De wettelijke grondslag van de PFC is de Landsverordening Passagiersfaciliteitengelden. De PFC wordt vastgesteld door de minister van VVRP op basis van het Landsbesluit methodiek bepaling passagiersfaciliteitengelden en landings- en parkeergelden.
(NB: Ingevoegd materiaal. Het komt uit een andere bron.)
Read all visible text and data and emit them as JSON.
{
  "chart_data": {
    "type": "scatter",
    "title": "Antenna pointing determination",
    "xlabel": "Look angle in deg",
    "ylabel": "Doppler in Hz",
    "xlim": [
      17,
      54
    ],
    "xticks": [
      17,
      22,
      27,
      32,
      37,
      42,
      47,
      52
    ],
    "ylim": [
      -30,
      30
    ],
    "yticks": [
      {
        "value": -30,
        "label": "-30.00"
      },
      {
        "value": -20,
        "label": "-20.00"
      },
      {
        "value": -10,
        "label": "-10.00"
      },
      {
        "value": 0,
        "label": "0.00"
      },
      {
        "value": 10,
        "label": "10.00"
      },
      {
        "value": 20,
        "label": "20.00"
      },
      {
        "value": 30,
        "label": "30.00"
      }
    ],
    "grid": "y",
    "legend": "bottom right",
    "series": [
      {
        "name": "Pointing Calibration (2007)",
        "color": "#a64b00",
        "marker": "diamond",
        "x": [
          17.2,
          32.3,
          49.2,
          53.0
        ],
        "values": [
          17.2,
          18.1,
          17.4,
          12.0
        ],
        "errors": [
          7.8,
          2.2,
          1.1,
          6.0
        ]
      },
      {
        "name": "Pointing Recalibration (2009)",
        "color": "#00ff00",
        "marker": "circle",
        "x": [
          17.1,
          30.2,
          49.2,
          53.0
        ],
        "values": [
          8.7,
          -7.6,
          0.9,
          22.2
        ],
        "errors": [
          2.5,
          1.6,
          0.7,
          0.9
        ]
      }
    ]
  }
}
Het Bureau Telecommunicatie & Post (BTP) - sinds kort met de nieuwe naam Regulatory Authority Curaçao (RAC) - is door het Land aangewezen als toezichthouder met betrekking tot de PFC.
Het jaar 2020 kende als gevolg van de covid-pandemie een grote terugval in passagiers. ,,Geschat werd dat slechts ongeveer de helft van het eerder geraamde aantal van 1,4 miljoen zou vertrekken”, aldus het vonnis. ,,CAP zag zich daardoor geconfronteerd met een halvering van haar inkomsten uit de PFC’s.”
Dat heeft het luchthavenexploitatiebedrijf blijkbaar tot de financiële rand van de afgrond gebracht, waardoor er naar eigen zeggen een situatie is ontstaat dat CAP - reeds op korte termijn - niet meer aan haar financiële verplichtingen kan voldoen.